ZDAJĘ SOBIE SPRAWĘ Z TEGO, ŻE JESTEM CZŁOWIEKIEM
Uczę moje dzieci prawidłowych zachowań, mówienia tak, by nie raniły innych oraz ich nie oceniały. A tymczasem w przypływie złości zdarzy mi się powiedzieć o TO jedno słowo za dużo. Zrobić przykrość, a potem odczuwać z tego tytułu dyskomfort.
DROGA MAMO- TO NORMALNE
Chcę Ci powiedzieć, iż normalne jest to, że się starasz, a czasem nie wychodzi. Normalne jest to, że odczuwasz zmęczenie i czujesz się bezsilna wobec trudności, jakie pojawiają się na Twej matczynej drodze. To normalne, że czasem odczuwasz większy ciężar i gorzej sobie radzisz z jego udźwignięciem. O ile to zdarza się raz na jakiś czas to mogę Cię zapewnić, że to jest NORMALNE.

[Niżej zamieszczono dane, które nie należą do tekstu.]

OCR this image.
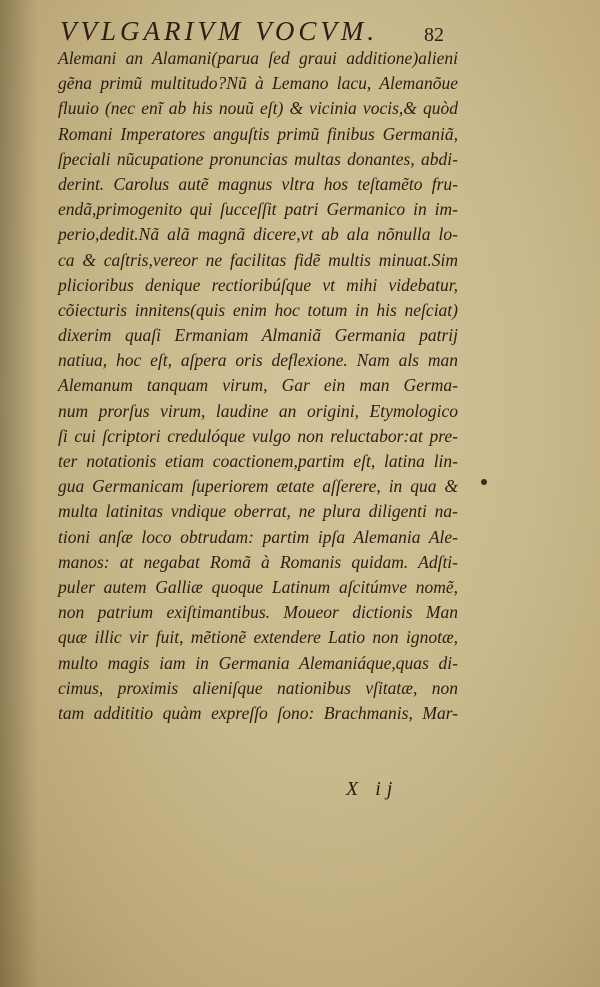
VVLGARIVM VOCVM. 82
Alemani an Alamani(parua ſed graui additione)alieni
gẽna primũ multitudo?Nũ à Lemano lacu, Alemanõue
fluuio (nec enĩ ab his nouũ eſt) & vicinia vocis,& quòd
Romani Imperatores anguſtis primũ finibus Germaniã,
ſpeciali nũcupatione pronuncias multas donantes, abdi-
derint. Carolus autẽ magnus vltra hos teſtamẽto fru-
endã,primogenito qui ſucceſſit patri Germanico in im-
perio,dedit.Nã alã magnã dicere,vt ab ala nõnulla lo-
ca & caſtris,vereor ne facilitas fidẽ multis minuat.Sim
plicioribus denique rectioribúſque vt mihi videbatur,
cõiecturis innitens(quis enim hoc totum in his neſciat)
dixerim quaſi Ermaniam Almaniã Germania patrij
natiua, hoc eſt, aſpera oris deflexione. Nam als man
Alemanum tanquam virum, Gar ein man Germa-
num prorſus virum, laudine an origini, Etymologico
ſi cui ſcriptori credulóque vulgo non reluctabor:at pre-
ter notationis etiam coactionem,partim eſt, latina lin-
gua Germanicam ſuperiorem ætate aſſerere, in qua &
multa latinitas vndique oberrat, ne plura diligenti na-
tioni anſæ loco obtrudam: partim ipſa Alemania Ale-
manos: at negabat Romã à Romanis quidam. Adſti-
puler autem Galliæ quoque Latinum aſcitúmve nomẽ,
non patrium exiſtimantibus. Moueor dictionis Man
quæ illic vir fuit, mẽtionẽ extendere Latio non ignotæ,
multo magis iam in Germania Alemaniáque,quas di-
cimus, proximis alieniſque nationibus vſitatæ, non
tam addititio quàm expreſſo ſono: Brachmanis, Mar-
X ij
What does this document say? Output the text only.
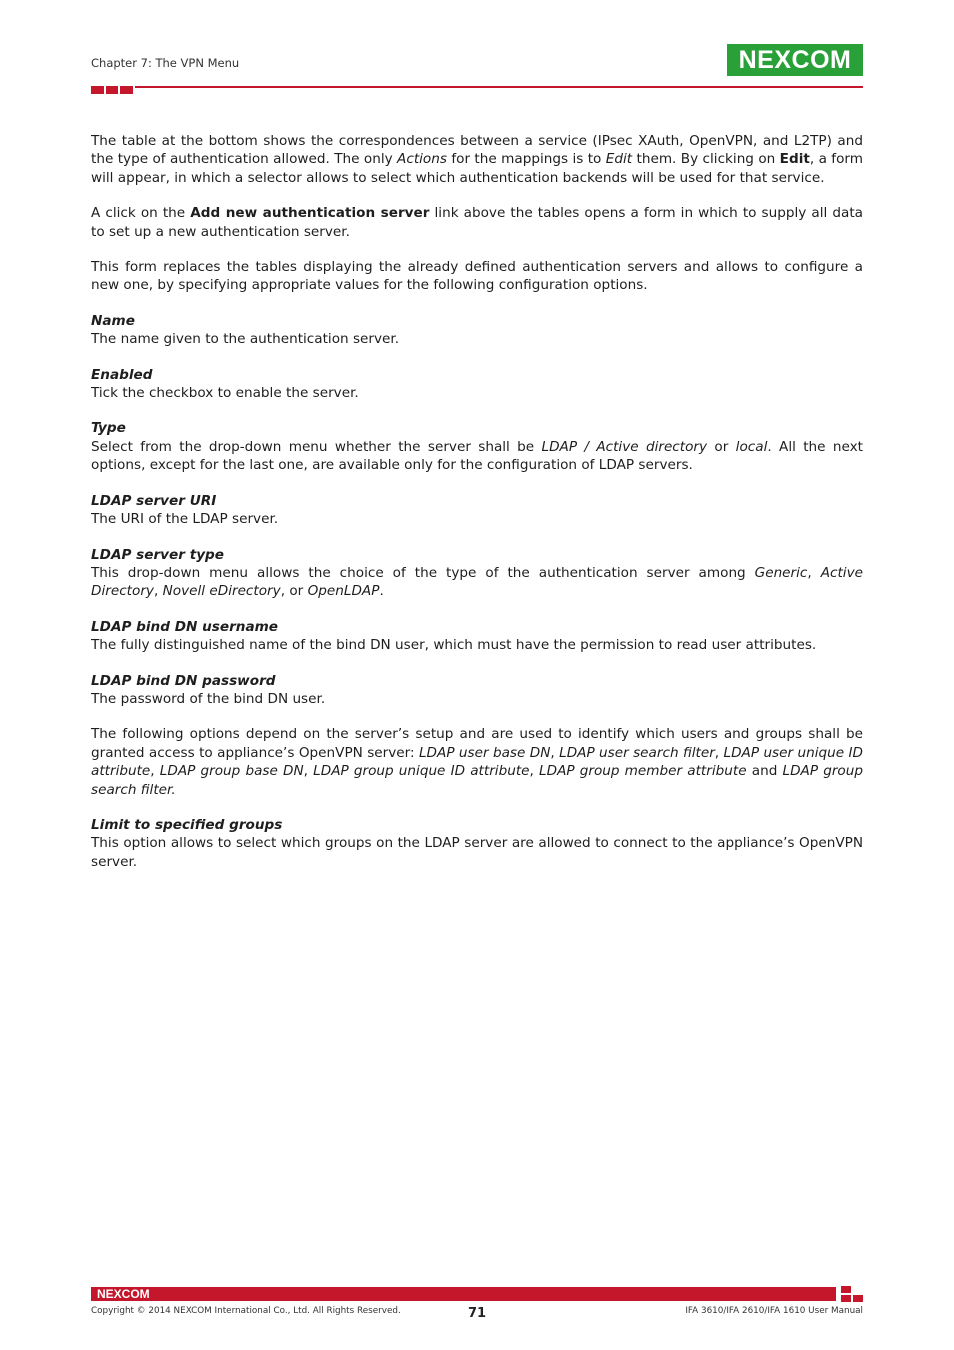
Chapter 7: The VPN Menu	NEXCOM

The table at the bottom shows the correspondences between a service (IPsec XAuth, OpenVPN, and L2TP) and the type of authentication allowed. The only Actions for the mappings is to Edit them. By clicking on Edit, a form will appear, in which a selector allows to select which authentication backends will be used for that service.

A click on the Add new authentication server link above the tables opens a form in which to supply all data to set up a new authentication server.

This form replaces the tables displaying the already defined authentication servers and allows to configure a new one, by specifying appropriate values for the following configuration options.

Name
The name given to the authentication server.

Enabled
Tick the checkbox to enable the server.

Type
Select from the drop-down menu whether the server shall be LDAP / Active directory or local. All the next options, except for the last one, are available only for the configuration of LDAP servers.

LDAP server URI
The URI of the LDAP server.

LDAP server type
This drop-down menu allows the choice of the type of the authentication server among Generic, Active Directory, Novell eDirectory, or OpenLDAP.

LDAP bind DN username
The fully distinguished name of the bind DN user, which must have the permission to read user attributes.

LDAP bind DN password
The password of the bind DN user.

The following options depend on the server’s setup and are used to identify which users and groups shall be granted access to appliance’s OpenVPN server: LDAP user base DN, LDAP user search filter, LDAP user unique ID attribute, LDAP group base DN, LDAP group unique ID attribute, LDAP group member attribute and LDAP group search filter.

Limit to specified groups
This option allows to select which groups on the LDAP server are allowed to connect to the appliance’s OpenVPN server.

NEXCOM
Copyright © 2014 NEXCOM International Co., Ltd. All Rights Reserved.	71	IFA 3610/IFA 2610/IFA 1610 User Manual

Ja też nieraz miałam ochotę zamknąć się w łazience i nie wychodzić, bądź zakryć sobie uszy poduszką i udawać, że nie słyszę kłótni córek. Może tak powinnam własnie zrobić. A zamiast tego czułam mieszankę złości, znużenia i z tym ładunkiem emocjonalnym szłam do moich dzieci. I wtedy było jeszcze gorzej.
Zamiast uspokojenia- dokładałam kolejne emocje, z którymi moje dzieci musiały sobie radzić. A poradzenie sobie z nimi wcale nie jest takie proste…
KAŻDY NAWALA
Czas powiedzieć sobie jasno: każdy czasem nawala. Pełnimy wiele obowiązków w naszym życiu, spełniamy różne role i ciężko być nieomylnym w każdej z tych dziedzin. A bycie mamą to bardziej odpowiedzialna rola, niż bycie pracownikiem, córką, czy żoną. Odpowiadamy za kogoś, kto dopiero uczy się dosłownie WSZYSTKIEGO.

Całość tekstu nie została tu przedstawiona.